Basically these secondary diminished chords are rootless 7b9 Secondary Dominants.

So vii°/ii is just a rootless VI7(b9/)ii.
A C# E G Bb.

…in other words, we have… 13 diatonic chords?
…and now we can connect it with the modal interchange

Oh no,not him,not again thanks anyway

You can find the same concept in detail in the work of Barry Harris

Title please any books etc he wrote?

The Barry Harris Harmonic Method for Guitar.

Which I hope you googled in the last 16 hours rather than waiting for me to tell you.

Three Note Voicings and Beyond…great book that I’ve been working on over the past few months. Highly recommended. Good call.

There are a few basic rules I was taught when studying jazz arranging that proved to be very useful when transferred on guitar, both in analyzing several stock voicings and coming up with new ones. Given that one already has a good grasp of the basic chord qualities-maj7, dom7, min7 and m7b5- at least in drop2 and all inversions, here’s how it works:
-In any voicing, substitute 9 for I. For dominant chords b9 and #9 can also be appropriate.
-In any voicing, substitute 11 for 3. However, if we want the 3rd to be included in the voicing, as in the case of minor chords or when the 11 is #, then use 11 for 5.
-In any voicing, use 13 for 5. Can be b13 in dominant chords.

Of course the above subs can be applied in combination. A wide variety of useful, common practice voicings can be generated this way.
A next logical step to take is see if certain shortcuts can be taken. Here’s an example:
Chord: C maj7.
Notes: C E G B
Sub 9 for 1: D E G B…now, that’s an Em7. So, for Cmaj9, I can play any Em7 voicing over C.

Another example, taking the previous a bit further:
Sub both 9 for 1 and #11 for 3: D F# G B…now, that’s a G maj7. So, for C maj7/9/#11 (C Lydian that is) I can play any Gmaj7 voicing over C.

You get the idea.

Well put. I teach expansions of the harmony/superimpositions in a similar way.

The only thing I’d add is that I think in terms of exploring new sounds away from the basic seventh chord harmony it’s good to start with 1 to 9, 5 to 11, and/or 5 to 13, (including all sharp and flat options you listed) before adjusting 3 or 7.

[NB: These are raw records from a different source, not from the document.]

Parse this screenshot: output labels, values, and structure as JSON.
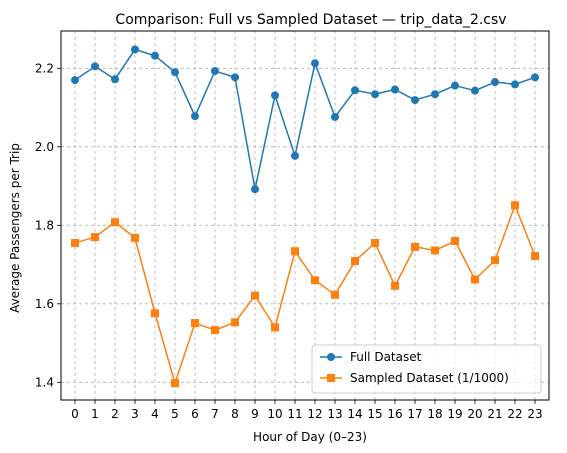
{
  "chart_data": {
    "type": "line",
    "title": "Comparison: Full vs Sampled Dataset — trip_data_2.csv",
    "xlabel": "Hour of Day (0–23)",
    "ylabel": "Average Passengers per Trip",
    "x": [
      0,
      1,
      2,
      3,
      4,
      5,
      6,
      7,
      8,
      9,
      10,
      11,
      12,
      13,
      14,
      15,
      16,
      17,
      18,
      19,
      20,
      21,
      22,
      23
    ],
    "x_tick_labels": [
      "0",
      "1",
      "2",
      "3",
      "4",
      "5",
      "6",
      "7",
      "8",
      "9",
      "10",
      "11",
      "12",
      "13",
      "14",
      "15",
      "16",
      "17",
      "18",
      "19",
      "20",
      "21",
      "22",
      "23"
    ],
    "y_ticks": [
      1.4,
      1.6,
      1.8,
      2.0,
      2.2
    ],
    "y_tick_labels": [
      "1.4",
      "1.6",
      "1.8",
      "2.0",
      "2.2"
    ],
    "xlim": [
      -0.7,
      23.7
    ],
    "ylim": [
      1.355,
      2.295
    ],
    "grid": true,
    "legend_position": "lower-right",
    "series": [
      {
        "name": "Full Dataset",
        "marker": "circle",
        "color": "#1f77b4",
        "values": [
          2.17,
          2.205,
          2.172,
          2.248,
          2.232,
          2.19,
          2.078,
          2.193,
          2.177,
          1.892,
          2.131,
          1.977,
          2.213,
          2.076,
          2.144,
          2.134,
          2.146,
          2.119,
          2.134,
          2.156,
          2.143,
          2.165,
          2.159,
          2.177
        ]
      },
      {
        "name": "Sampled Dataset (1/1000)",
        "marker": "square",
        "color": "#ff7f0e",
        "values": [
          1.755,
          1.77,
          1.808,
          1.768,
          1.576,
          1.398,
          1.551,
          1.533,
          1.553,
          1.621,
          1.54,
          1.734,
          1.66,
          1.623,
          1.709,
          1.755,
          1.646,
          1.745,
          1.736,
          1.76,
          1.662,
          1.711,
          1.851,
          1.722
        ]
      }
    ]
  }
}
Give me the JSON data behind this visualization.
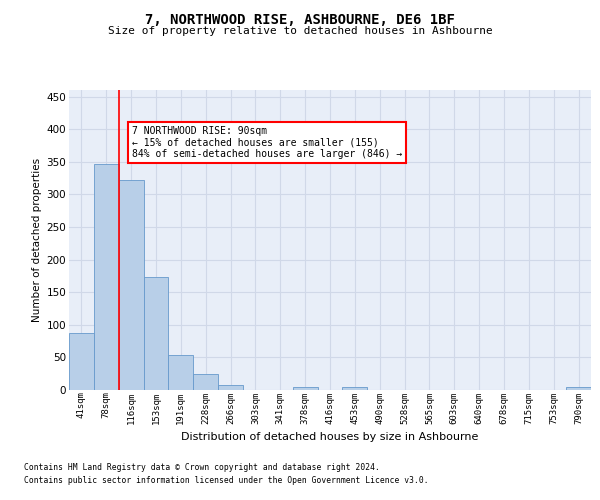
{
  "title1": "7, NORTHWOOD RISE, ASHBOURNE, DE6 1BF",
  "title2": "Size of property relative to detached houses in Ashbourne",
  "xlabel": "Distribution of detached houses by size in Ashbourne",
  "ylabel": "Number of detached properties",
  "categories": [
    "41sqm",
    "78sqm",
    "116sqm",
    "153sqm",
    "191sqm",
    "228sqm",
    "266sqm",
    "303sqm",
    "341sqm",
    "378sqm",
    "416sqm",
    "453sqm",
    "490sqm",
    "528sqm",
    "565sqm",
    "603sqm",
    "640sqm",
    "678sqm",
    "715sqm",
    "753sqm",
    "790sqm"
  ],
  "values": [
    88,
    347,
    322,
    174,
    53,
    25,
    8,
    0,
    0,
    5,
    0,
    4,
    0,
    0,
    0,
    0,
    0,
    0,
    0,
    0,
    4
  ],
  "bar_color": "#b8cfe8",
  "bar_edge_color": "#6699cc",
  "red_line_x": 1.5,
  "annotation_line1": "7 NORTHWOOD RISE: 90sqm",
  "annotation_line2": "← 15% of detached houses are smaller (155)",
  "annotation_line3": "84% of semi-detached houses are larger (846) →",
  "annotation_box_facecolor": "white",
  "annotation_box_edgecolor": "red",
  "footnote1": "Contains HM Land Registry data © Crown copyright and database right 2024.",
  "footnote2": "Contains public sector information licensed under the Open Government Licence v3.0.",
  "ylim_max": 460,
  "yticks": [
    0,
    50,
    100,
    150,
    200,
    250,
    300,
    350,
    400,
    450
  ],
  "grid_color": "#d0d8e8",
  "bg_color": "#e8eef8"
}
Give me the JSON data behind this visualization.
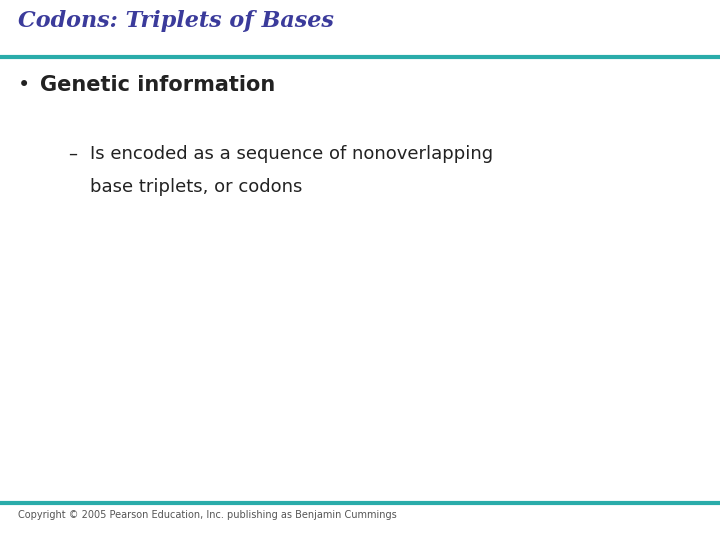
{
  "title": "Codons: Triplets of Bases",
  "title_color": "#3B3B9B",
  "title_fontsize": 16,
  "title_style": "italic",
  "title_weight": "bold",
  "title_font": "serif",
  "line_color": "#2AACAA",
  "line_thickness": 3.0,
  "bullet_text": "Genetic information",
  "bullet_fontsize": 15,
  "bullet_color": "#222222",
  "bullet_weight": "bold",
  "bullet_marker": "•",
  "sub_bullet_dash": "–",
  "sub_line1": "Is encoded as a sequence of nonoverlapping",
  "sub_line2": "base triplets, or codons",
  "sub_fontsize": 13,
  "sub_color": "#222222",
  "background_color": "#FFFFFF",
  "copyright_text": "Copyright © 2005 Pearson Education, Inc. publishing as Benjamin Cummings",
  "copyright_fontsize": 7,
  "copyright_color": "#555555"
}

That way initially the more important tones to defining the chord quality - 3 and 7 - stay constant while tensions/extensions are added to replace the less important tones, especially if there is a bass player/other instruments present. The adjustments have a better chance of still ‘sounding like the chord.’

Then when we turn 3 into 11 or 3 into 9 we lose some of the definition of the original chord type but that can be an extremely positive thing and very much the effect desired. I think it’s just good to be aware how many ‘degrees’ away from the original harmony we’re getting.

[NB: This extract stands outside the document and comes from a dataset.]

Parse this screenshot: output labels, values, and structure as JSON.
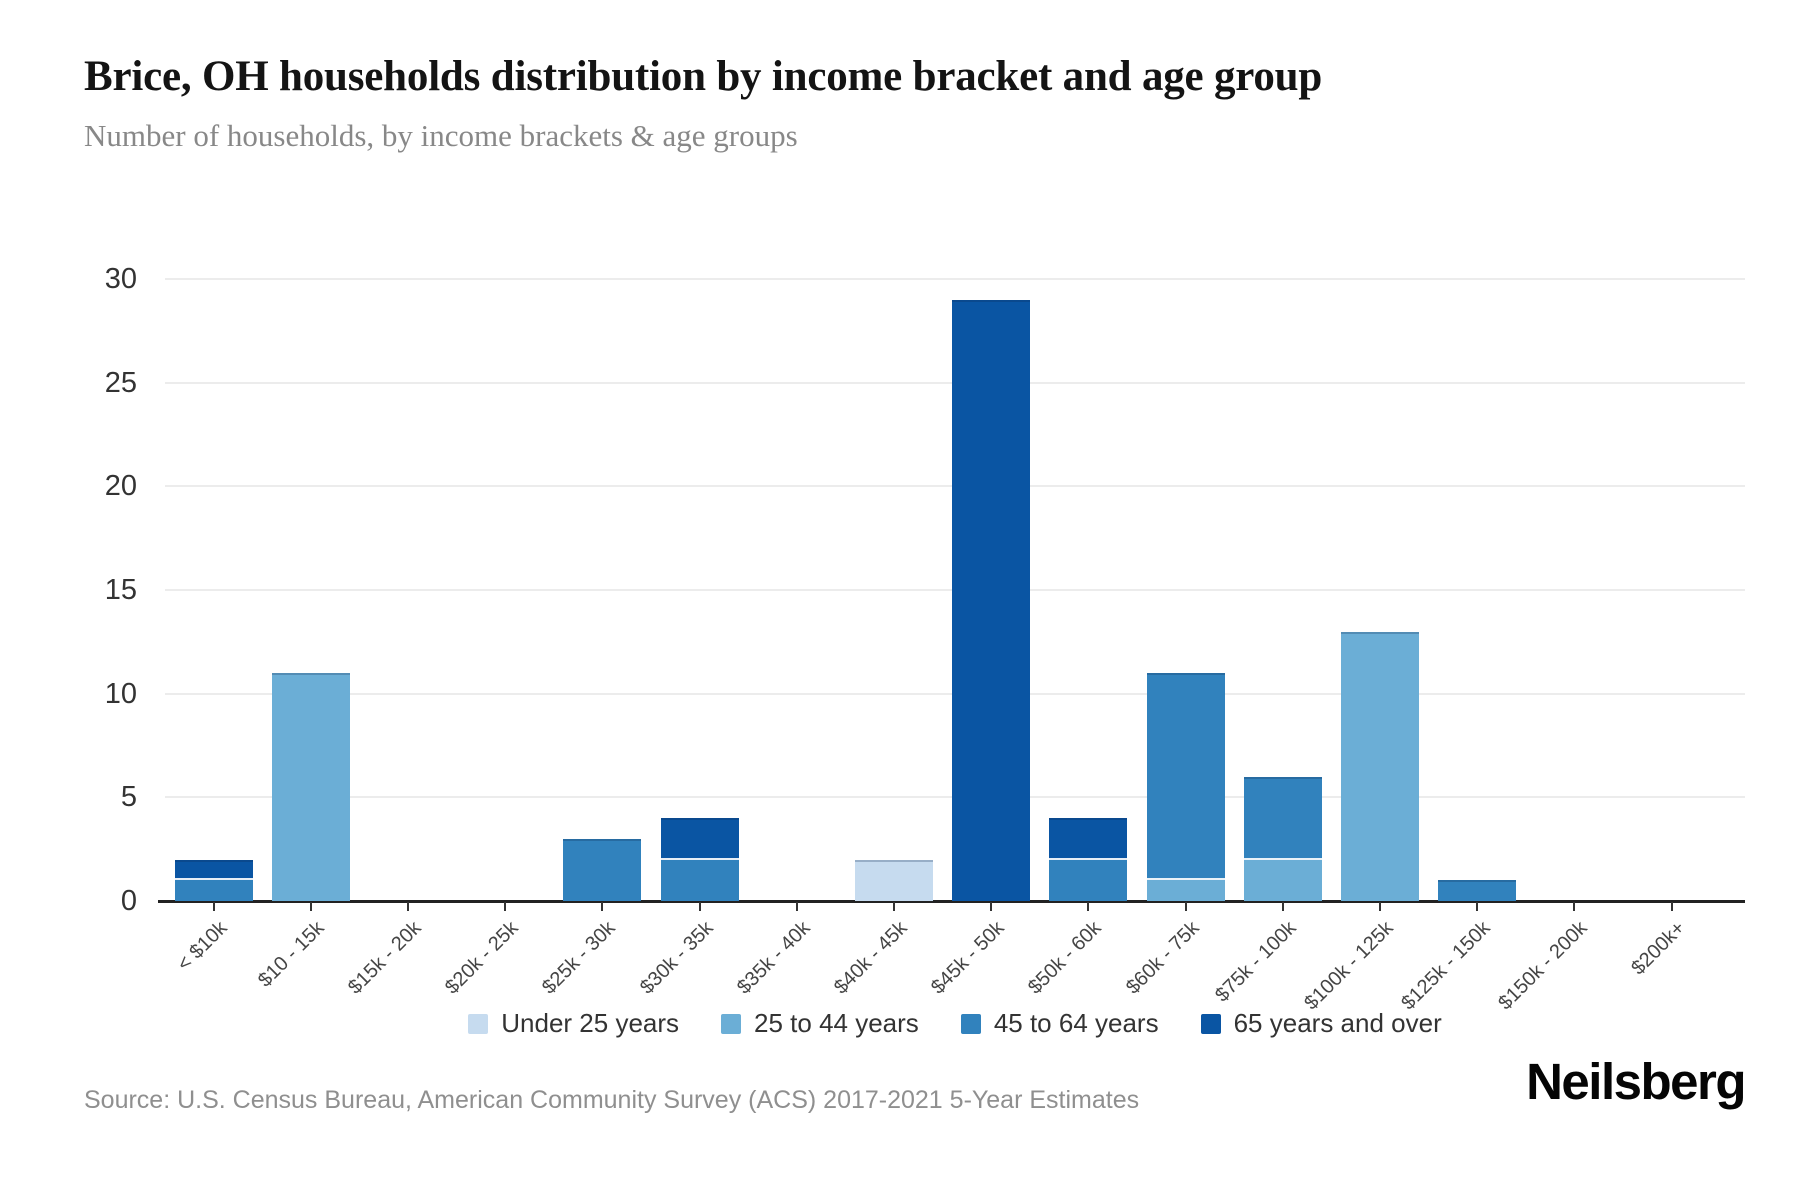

For superimpositions I think of this in thirds, e.g Cma7 Em7 Gma7 Bm7 D7 F#m7b5 Am7 (Cma7) for Cmaj13#11, C lydian. For my personal tastes, playing a D7 isn’t something I like using as an implication of Cmaj13#11, but I like the ones ‘under’ it - mostly because they still have at least either a 3 or a 7.

It really is a vast territory, which is a good thing because there’s plenty of room for experimentation and developing a personal approach. I use other techniques as well, based on superimposing certain structures over different roots, especially triads with one added note. Beautiful, rich voicings, with strong modal flavor.

There are many great books on the subject, of course. For a really thorough approach, I would suggest Bill Dobbins’ A Creative Approach To Jazz Piano Harmony, it’s an amazing source of superimposing concepts. Even for those who don’t read staff notation, don’t fret! If one knows chord symbols and Drop voicings then one can benefit from the material presented.

Great book indeed. I think a lot of folks probably face their first experiences with rootless voicings before they have the sound of the progressions they’re working on firmly in mind. I like to supplement the new with some solid work on knowing the roots first. Drop 2’s and rootless stuff can be kind of mind blowing, and well worth the time spent. I think developing some keyboard skills in parallel can help folks get their ear around the structures. Anyhow, just random thoughts. Nice to see folks discussing this stuff.